自動運転の技術開発およびサービス展開を行うWaymoは2026年3月27日、同社自動運転技術のメディア向け説明会を開催した。
Waymoのルーツは2009年に始まったGoogleの自動運転プロジェクトで、2016年にGoogleからスピンアウトし、Alphabet傘下企業として独立した。カメラやレーダー、LiDARとAI搭載ソフトウェアを統合した自動運転システム「Waymo Driver」を開発していて、2026年3月時点で米国の15州の都市で自動運転の配車サービスを提供している。
日本では2024年にタクシー事業者の日本交通、配車システムを手掛けるGoと戦略的パートナーシップを締結し、3社連携のもと、東京都内で実証実験を行っている。日本交通の取締役兼Go代表取締役会長の川鍋一朗氏は「2023年に米国でWaymoの自動運転車に3回乗り、未来が変わると確信した。Waymoが米国外で初の展開先に日本を選んでくれたことに感謝している。Waymo、Go、日本交通の3社が、日本で最初の自動運転サービスを展開できることを心待ちにしている」とする。
Waymo最高製品責任者(CPO)のSaswat Panigrahi氏は「Waymoのミッションは、世界で最も信頼されるドライバーを作ることだ」と語る。全世界の交通事故による負傷者数は年間5000万人、死者数は年間119万人に上り、そのほとんどが人為的なミスによるものだという。物流やタクシー業界でのドライバー不足も世界的な課題になりつつある。
Saswat氏は「これらの諸問題は、車の運転席から人間を排除することで解決できる」とする。米国のサービス提供地域でも、平均的な人間のドライバーとWaymo Driverを比較すると、重傷・死亡事故は92%、エアバッグ作動規模の事故(エアバッグが作動する程度に衝撃の大きい事故)は83%、負傷事故は82%削減できたという。

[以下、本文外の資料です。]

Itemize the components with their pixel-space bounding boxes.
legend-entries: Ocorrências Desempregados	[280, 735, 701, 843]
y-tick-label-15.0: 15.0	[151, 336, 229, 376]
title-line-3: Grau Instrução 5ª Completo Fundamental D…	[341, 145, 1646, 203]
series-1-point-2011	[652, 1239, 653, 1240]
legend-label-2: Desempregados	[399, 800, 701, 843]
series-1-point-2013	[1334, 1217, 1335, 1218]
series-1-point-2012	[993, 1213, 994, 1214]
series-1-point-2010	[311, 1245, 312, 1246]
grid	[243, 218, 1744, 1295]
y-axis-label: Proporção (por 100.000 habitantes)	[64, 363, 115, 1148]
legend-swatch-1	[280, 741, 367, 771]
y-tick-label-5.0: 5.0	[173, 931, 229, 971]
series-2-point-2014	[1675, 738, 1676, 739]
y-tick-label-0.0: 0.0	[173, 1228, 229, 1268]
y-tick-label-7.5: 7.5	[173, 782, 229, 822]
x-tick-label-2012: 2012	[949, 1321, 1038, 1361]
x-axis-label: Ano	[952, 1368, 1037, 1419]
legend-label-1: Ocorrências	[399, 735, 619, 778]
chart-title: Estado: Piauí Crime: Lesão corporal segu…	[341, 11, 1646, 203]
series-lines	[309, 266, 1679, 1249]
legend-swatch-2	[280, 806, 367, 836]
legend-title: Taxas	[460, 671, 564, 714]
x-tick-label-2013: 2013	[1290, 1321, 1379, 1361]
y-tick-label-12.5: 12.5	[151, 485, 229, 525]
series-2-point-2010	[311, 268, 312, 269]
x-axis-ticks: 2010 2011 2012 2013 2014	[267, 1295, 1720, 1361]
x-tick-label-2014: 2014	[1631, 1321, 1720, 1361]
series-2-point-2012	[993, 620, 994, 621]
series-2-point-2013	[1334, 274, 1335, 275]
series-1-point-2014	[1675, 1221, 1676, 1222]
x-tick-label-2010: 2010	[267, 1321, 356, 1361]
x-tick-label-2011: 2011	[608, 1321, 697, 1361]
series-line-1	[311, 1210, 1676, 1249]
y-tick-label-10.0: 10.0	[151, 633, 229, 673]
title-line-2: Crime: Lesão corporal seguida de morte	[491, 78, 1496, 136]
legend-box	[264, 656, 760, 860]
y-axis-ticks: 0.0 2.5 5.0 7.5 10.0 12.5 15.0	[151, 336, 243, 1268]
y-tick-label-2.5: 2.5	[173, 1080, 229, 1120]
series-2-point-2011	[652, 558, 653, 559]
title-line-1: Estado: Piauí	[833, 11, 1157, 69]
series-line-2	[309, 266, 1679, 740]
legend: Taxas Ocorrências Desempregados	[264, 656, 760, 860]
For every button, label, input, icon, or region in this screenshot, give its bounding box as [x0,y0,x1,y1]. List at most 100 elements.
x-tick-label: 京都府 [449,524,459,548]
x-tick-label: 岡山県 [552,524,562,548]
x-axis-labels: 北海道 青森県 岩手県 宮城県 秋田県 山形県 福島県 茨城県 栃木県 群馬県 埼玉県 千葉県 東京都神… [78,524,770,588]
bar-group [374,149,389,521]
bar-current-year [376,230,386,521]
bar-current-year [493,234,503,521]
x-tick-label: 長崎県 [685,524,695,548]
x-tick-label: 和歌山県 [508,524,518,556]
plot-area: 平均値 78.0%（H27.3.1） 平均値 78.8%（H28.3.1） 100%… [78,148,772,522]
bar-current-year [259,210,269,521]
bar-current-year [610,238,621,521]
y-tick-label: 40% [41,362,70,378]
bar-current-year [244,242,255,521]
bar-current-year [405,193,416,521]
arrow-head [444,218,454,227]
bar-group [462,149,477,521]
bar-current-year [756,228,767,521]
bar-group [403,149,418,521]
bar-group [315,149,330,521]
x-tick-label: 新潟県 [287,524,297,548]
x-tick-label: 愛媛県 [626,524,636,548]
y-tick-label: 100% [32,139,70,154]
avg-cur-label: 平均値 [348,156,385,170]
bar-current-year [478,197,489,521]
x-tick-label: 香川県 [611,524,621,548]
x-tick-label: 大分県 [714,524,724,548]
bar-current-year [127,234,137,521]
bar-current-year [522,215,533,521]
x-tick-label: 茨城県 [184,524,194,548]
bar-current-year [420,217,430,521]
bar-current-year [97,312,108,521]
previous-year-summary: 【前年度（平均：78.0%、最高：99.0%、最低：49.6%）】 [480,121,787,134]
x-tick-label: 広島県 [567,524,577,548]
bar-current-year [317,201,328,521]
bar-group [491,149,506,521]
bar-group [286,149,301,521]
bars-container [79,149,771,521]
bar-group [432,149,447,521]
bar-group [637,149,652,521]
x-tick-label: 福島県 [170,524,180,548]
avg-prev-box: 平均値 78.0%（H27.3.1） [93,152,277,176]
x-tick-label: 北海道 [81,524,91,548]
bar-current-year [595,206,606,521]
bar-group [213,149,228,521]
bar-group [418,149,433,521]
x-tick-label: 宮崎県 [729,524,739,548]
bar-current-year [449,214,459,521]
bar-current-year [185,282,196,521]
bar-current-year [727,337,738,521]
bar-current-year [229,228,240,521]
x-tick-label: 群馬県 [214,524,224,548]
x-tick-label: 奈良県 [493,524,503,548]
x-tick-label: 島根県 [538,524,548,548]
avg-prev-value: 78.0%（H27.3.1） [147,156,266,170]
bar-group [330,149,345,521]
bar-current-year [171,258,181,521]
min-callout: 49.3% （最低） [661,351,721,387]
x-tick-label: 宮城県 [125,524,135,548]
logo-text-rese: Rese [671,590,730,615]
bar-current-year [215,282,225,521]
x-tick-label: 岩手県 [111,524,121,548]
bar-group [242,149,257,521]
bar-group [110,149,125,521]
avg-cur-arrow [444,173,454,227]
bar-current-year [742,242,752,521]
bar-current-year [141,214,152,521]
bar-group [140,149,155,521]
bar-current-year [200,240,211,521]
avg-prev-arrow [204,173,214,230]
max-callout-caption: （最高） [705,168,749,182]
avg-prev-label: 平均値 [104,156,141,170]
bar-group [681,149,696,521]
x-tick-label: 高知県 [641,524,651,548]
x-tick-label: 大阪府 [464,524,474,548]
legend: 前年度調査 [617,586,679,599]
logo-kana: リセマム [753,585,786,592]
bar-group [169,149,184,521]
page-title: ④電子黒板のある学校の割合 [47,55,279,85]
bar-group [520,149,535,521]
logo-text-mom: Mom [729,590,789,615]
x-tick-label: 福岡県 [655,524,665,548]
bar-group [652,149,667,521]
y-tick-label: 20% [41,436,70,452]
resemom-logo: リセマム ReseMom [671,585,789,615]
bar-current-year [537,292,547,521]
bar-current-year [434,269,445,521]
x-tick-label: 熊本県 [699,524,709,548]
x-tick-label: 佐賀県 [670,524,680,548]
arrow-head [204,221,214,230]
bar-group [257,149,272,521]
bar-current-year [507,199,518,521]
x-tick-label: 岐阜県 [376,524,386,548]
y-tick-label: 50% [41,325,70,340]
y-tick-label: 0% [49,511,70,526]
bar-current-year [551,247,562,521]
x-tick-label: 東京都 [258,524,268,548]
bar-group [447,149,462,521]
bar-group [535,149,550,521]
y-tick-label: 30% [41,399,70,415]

現在(2026年3月時点)は第5世代のWaymo Driverが使われていて、カメラとレーダー、LiDARが毎秒何回も車の周辺状況をスキャンし、車の300m先まで状況把握できるという。開発中の第6世代は、降雪時や凍結路面など、より厳しい状況でも自動運転が可能だとする。AIも10年以上研究を続けていて、シミュレーターを用いた特殊な状況下での対応方法なども学習させている。
Saswat氏は「東京とサンフランシスコの道路には多くの共通点がある。米国で培った学習経験は、東京でも生かせるだろう。自身がWaymoの完全自動運転車で東京都内を走った感覚として、数カ月以内には東京でのWaymoのサービス展開ができると思っている。米国ではアリゾナ州フェニックスからサービスをスタートし、米国中へと広げていったように、日本でも東京から地方へとサービスを拡大したい」と語った。